On Thursday, the U.S. Department of Justice (DOJ) announced a new policy regarding the way law enforcement can use cell-cite simulators. The new policy requires all federal law enforcement agencies to obtain a warranty before using the devices — known as Stingrays. Though the policy applies to all federal agencies and any state or local agency using these devices, adherence to the policy’s warrant requirement is voluntary for all but federal agencies.
As The New American reported last week, police departments across the country have been using Stingrays to capture information from cell tower traffic from the innocent and the guilty alike. From that article:
The Stingray — which is about the size of a large suitcase — is transported in either a surveillance van or a police car. It acts as a “man-in-the-middle” by mimicking a cell tower and fooling any mobile phone in the area into connecting to it. It then harvests info from the phone including the number of the phone, the number the phone is calling or texting, the location of the phone, and information about the phone itself. Once the Stingray has that information, it relays the connection to the nearest real tower in the area. The only things that might alert a mobile phone user to the “man-in-middle” attack by a Stingray would be a sudden dip in battery power or a slight delay in network speeds. The Stingray sends a command to the phone to increase antennae power to maximum, and it takes an extra bit of time to grab what it wants and forward the connection to a real tower.
Because of non-disclosure agreements with with the FBI — which police departments are required to sign in order to obtain these devices — police cannot even disclose how they have used the Stingrays they have. In multiple cases where arrests were made using cell-cite simulators, police have dropped all charges rather than disclose the use of the device. Because police departments do not disclose the use of Stingrays, they rarely obtain a warrant for their use. As we said in the previous article:
Often there is no search warrant obtained for their use — a direct violation of the Fourth Amendment’s guarantee of freedom from “unreasonable searches and seizures” and the requirement that police have “probable cause, supported by Oath or affirmation” to obtain a warrant which must “particularly [describe] the place to be searched, and the persons or things to be seized.”
Also, because Stingrays have the ability to capture and record all cell tower traffic — including voice, text, and Internet communications — the new DOJ policy restricts their use to “pen register” mode which allows the device to capture only the location and number of the phone and the numbers the phone is calling or texting. Again, adherence to this policy is voluntary for state and local police agencies.

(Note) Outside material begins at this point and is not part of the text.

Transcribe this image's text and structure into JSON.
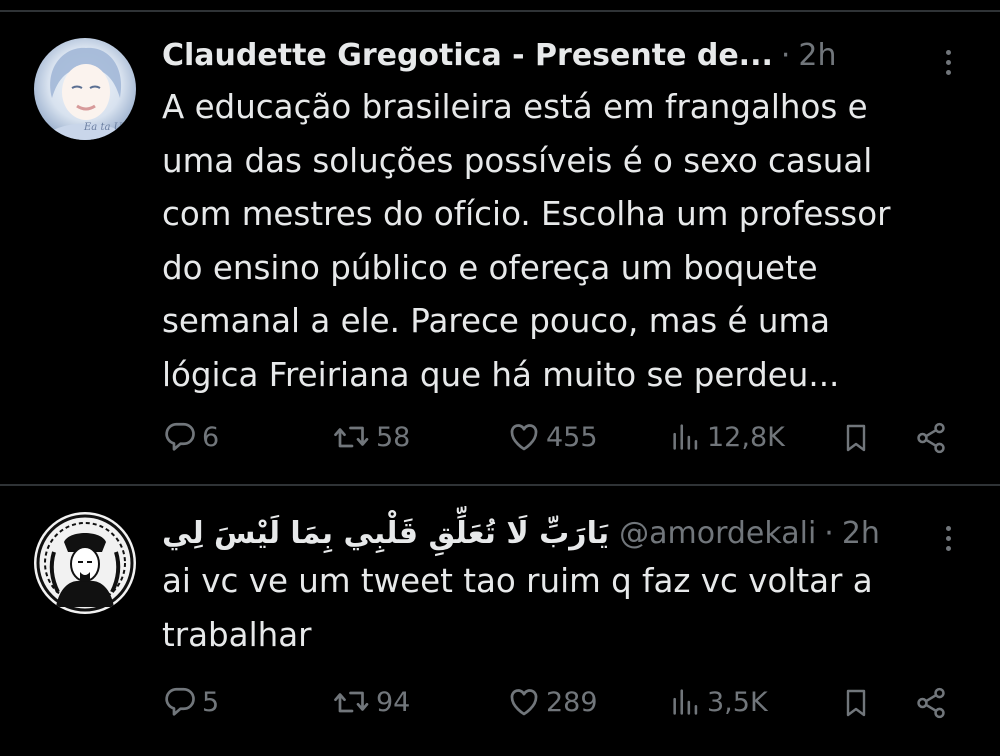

Less than one week after we reported on the use of Stingrays by at least 50 police departments across the country, the DOJ has acted to restrict their use and require that all federal agencies obtain a warrant supported by probable cause before using one of these devices to capture cell traffic. Unfortunately, these devices do not discriminate. They work by capturing all traffic to and from cell towers. That means that even if police are “targeting” a particular phone, the traffic from all phones is captured. The policy attempts to deal with this by requiring that in some cases federal agencies must delete all traffic from non-targeted phones within 24 hours while allowing up to 30 days in other cases.
While this is a victory, it is only a small one. Since the new DOJ policy does not do away with the non-disclosure agreements, and is not binding on state and local police agencies, there is little to assure citizens that those police agencies will change anything about the way they are using Stingrays. As the AP reports, “The policy applies only to federal agencies within the Justice Department and not, as some privacy advocates had hoped, to state and local law enforcement whose use of the equipment has stirred particular concern and scrutiny from local judges.”
Also concerning to constitutionalists and privacy advocates, the warranty requirement is waived in the event of immediate national security threats and as-yet undefined “exceptional circumstances.” As the architects of the culture of surveillance have shown time and again, they are so enamored with the ability to spy on all that citizens do and say, that vaguely worded exceptions quickly become the norm.
Citizens concerned about privacy and transparency in government need to bring hard, fast, steady pressure to bear on their state legislators to forbid the practice of state and local police entering into non-disclosure agreements of this type. They should also demand real protections against such surveillance by all levels of law enforcement.